Security
SSL Secured
Contactually can only be accessed using 256-bit SSL 3.0 / TLS 1.0, provided by COMODO.
Secure API
Our API can only be access using secure user credentials or a user-revokable token.
Realtime Backups
All data is backed up in realtime, minimizing data loss.
Latest and Greatest
Contactually’s core system is regularly updated with the latest security fixes, and using the best practices.
Encrypted Credentials
External usernames and passwords are hashed or encrypted using 256 bit AES ciphers.
No Message Bodies/Attachments
Contactually does not store the content or attachments of messages. On request, we grab directly from the server.
Operating System Access
Operating system access is limited to hosting staff and requires username and key authentication.
Server Upgrades
Our managed servers are kept current with all vulnerabilities and hosting configurations.
Permanent Deletion
If you delete your Contactually account, all data is permanently removed from our servers.
Who can see my data?
For all users:
Your information is yours.
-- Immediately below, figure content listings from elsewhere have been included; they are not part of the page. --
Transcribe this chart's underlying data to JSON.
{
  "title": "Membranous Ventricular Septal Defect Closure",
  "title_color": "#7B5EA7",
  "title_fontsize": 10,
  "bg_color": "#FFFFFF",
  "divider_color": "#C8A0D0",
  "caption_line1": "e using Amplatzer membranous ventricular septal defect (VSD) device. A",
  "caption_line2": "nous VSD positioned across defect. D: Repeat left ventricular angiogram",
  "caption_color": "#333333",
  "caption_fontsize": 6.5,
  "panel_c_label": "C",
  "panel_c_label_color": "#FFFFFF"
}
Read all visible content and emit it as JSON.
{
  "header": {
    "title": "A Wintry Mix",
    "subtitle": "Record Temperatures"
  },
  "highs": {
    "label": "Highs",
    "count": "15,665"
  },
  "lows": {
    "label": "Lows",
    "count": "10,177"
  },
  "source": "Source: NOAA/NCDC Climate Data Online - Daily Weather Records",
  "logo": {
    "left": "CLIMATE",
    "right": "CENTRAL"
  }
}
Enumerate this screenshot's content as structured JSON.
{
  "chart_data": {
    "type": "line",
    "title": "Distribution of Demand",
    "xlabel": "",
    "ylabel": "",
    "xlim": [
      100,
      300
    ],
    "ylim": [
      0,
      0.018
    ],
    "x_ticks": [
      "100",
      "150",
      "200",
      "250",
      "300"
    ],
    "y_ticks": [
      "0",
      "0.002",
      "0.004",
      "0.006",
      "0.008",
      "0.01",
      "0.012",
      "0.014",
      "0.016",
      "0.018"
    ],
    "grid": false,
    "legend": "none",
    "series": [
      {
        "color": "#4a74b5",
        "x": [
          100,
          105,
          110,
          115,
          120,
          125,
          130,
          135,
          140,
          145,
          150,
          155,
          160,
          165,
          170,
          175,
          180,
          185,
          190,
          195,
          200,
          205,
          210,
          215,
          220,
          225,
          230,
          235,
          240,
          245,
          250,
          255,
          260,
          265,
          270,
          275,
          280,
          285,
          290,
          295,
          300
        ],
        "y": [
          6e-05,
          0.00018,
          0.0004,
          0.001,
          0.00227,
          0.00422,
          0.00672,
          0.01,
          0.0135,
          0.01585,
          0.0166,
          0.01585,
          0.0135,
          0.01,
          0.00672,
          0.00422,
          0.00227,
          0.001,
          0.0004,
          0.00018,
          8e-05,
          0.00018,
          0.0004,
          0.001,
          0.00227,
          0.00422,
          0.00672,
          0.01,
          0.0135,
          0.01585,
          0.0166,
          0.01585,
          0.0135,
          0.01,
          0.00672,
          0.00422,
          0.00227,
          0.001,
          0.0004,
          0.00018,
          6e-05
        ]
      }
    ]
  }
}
Your contacts are never shared with anyone.
Details you provide for contacts are not shared with others who may have the same contact.
All information can be exported via CSV, secure API, and integration partners.
Contactually support staff may only access information for support reasons, with permission.
For teams:
Individual team members decide which contacts get shared with the team.
Team members can opt-in/out of sharing messages with their team.
Administrators are able to set default permissions for sharing.
Administrators cannot forcibly share or see sensitive messages.
Securely hosted by Amazon
Securely hosted by Amazon:
All user data is stored in Amazon Web Services’ data centers.
ISO 27001 certified.
Validated as a Level 1 service provider under the Payment Card Industry (PCI) Data Security Standard (DSS).
Annual SOC 1 audits
24/7/365 monitoring, strict access controls, and on-site security.